We release this report because, as the world becomes more interconnected, we see the need for investors to contend, more than ever before, with risk outside their immediate portfolios. In the most obvious example, the 2008 financial crisis, few investors understood how mortgage defaults in one country could, through collateralized debt obligations, wreak such devastating effects on the global financial system. Similarly, in the early 2010s speculators in the global commodities markets for staples such as wheat and corn, along with oil and fertilizer, helped drive the price of basic foods such as wheat and rice to levels so unsustainable for the world’s poor that they provoked food riots and arguably contributed to the social unrest that ignited the Arab Spring with its subsequent failures of states and its regional geopolitical instability. How will current systems-level issues like climate change, access to freshwater, millennial youth unemployment, mass migrations, and a continued lack of transparency in the financial markets play out? Are our global systems as they currently exist resilient enough to withstand shocks created when any one of these issues reaches a tipping point? Can investors withstand tumultuous market conditions?
The underlying message here is that systems-level issues have significant potential to undermine the performance of all investors. The guidelines in our report can serve institutional investors well as they contemplate which systems they may wish to focus on and the feedback loops between their portfolios and these systems. A clear focus on well-defined systems and a nuanced understanding of feedback loops will help investors play a part in promoting the resilience of the systems on which they depend and create a rising tide of opportunity for all investors.
As we note in our report, the characteristics that may be helpful to investors in determining those systems-level issues most relevant are: widely accepted as critical to the functioning of systems; broadly relevant to long-term investment returns; susceptible to substantive influence from investors; and likely to have a broad range of unpredictable implications and outcomes under varying levels of stress. For example, consider healthcare: the likes of United Nations and OECD, two global and widely-respected organizations, have agreed that healthcare is universally important. For investors, a healthy society is one that is stable and productive. In such an environment, investors can have a positive impact on access to healthcare through a variety of policies and practices. They can invest in specific companies or technologies that bring down the costs of healthcare products and services. They can invest in those marketing healthcare products and services to individuals and families at the bottom of the pyramid. In contrast, when societies are unhealthy and riddled with poverty, outcomes are less than optimal.

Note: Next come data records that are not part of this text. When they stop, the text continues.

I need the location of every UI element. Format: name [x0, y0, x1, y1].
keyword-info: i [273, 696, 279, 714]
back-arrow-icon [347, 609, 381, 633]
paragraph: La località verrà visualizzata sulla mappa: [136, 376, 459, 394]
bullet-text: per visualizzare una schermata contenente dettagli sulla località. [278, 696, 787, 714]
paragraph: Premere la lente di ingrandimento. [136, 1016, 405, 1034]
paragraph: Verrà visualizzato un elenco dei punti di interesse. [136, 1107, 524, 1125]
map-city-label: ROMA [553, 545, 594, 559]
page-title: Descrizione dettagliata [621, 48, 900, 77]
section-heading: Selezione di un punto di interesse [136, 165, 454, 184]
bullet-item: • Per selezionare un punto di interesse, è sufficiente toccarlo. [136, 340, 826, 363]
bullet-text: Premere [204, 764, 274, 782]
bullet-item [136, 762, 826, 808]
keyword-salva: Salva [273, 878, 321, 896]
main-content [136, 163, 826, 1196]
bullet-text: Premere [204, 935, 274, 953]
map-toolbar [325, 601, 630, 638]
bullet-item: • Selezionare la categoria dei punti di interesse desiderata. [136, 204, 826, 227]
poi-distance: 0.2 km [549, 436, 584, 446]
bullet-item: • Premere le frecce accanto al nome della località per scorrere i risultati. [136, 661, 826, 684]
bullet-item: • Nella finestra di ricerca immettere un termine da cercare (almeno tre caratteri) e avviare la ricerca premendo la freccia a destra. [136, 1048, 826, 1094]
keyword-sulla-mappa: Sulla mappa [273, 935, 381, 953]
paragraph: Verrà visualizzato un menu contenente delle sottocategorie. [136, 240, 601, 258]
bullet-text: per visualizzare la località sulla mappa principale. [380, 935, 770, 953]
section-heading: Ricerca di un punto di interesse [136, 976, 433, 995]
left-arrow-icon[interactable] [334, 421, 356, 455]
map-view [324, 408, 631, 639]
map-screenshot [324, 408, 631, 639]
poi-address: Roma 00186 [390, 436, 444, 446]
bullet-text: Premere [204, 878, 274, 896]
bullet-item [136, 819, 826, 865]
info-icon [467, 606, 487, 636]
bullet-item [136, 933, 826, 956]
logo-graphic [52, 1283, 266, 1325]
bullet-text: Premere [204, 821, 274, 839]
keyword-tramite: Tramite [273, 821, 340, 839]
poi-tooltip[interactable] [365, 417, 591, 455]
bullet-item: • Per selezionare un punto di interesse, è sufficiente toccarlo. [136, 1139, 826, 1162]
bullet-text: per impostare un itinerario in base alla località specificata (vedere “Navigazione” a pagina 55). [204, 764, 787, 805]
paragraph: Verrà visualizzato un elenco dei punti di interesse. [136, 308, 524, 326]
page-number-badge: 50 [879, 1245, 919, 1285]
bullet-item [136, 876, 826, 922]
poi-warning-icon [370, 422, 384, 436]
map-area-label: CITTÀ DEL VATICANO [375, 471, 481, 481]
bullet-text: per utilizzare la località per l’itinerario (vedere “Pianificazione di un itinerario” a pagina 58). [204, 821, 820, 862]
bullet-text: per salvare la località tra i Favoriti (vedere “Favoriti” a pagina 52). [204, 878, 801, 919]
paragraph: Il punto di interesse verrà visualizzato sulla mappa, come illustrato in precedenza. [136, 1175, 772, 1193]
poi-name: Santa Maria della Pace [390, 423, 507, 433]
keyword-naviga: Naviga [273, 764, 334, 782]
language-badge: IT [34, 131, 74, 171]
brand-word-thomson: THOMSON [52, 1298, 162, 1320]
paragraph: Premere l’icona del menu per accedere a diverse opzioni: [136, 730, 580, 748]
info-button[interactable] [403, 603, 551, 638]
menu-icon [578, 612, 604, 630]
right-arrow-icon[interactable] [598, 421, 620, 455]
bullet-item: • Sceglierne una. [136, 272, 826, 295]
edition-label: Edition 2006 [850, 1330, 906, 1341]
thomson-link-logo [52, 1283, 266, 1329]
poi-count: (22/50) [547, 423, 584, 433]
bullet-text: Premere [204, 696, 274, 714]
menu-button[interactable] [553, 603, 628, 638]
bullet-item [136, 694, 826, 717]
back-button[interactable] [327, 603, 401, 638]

In sum, if investors embrace the idea that investment decision-making can be thought of as occurring simultaneously on two levels, that of the portfolio and that of systems, and manage risks and rewards at both levels appropriately, they contribute to long-term wealth creation and the responsible management of their portfolios. The more comprehensive investors’ understanding of systems-level preservation and enhancement, the greater their comprehension of how “doing the right thing” can encompass both prudent management of assets and the creation of rising tides of potential wealth creation that benefit investors, as well as society as a whole.
Steve Lydenberg is the Founder and CEO of TIIP, and a Partner at Domini Impact Investments. William Burckart is the President and COO of TIIP, and a visiting scholar at the Federal Reserve Bank of San Francisco. TIIP’s role is to catalyze, collaborate and create research that will make systems-level considerations simpler and easier for institutional investors.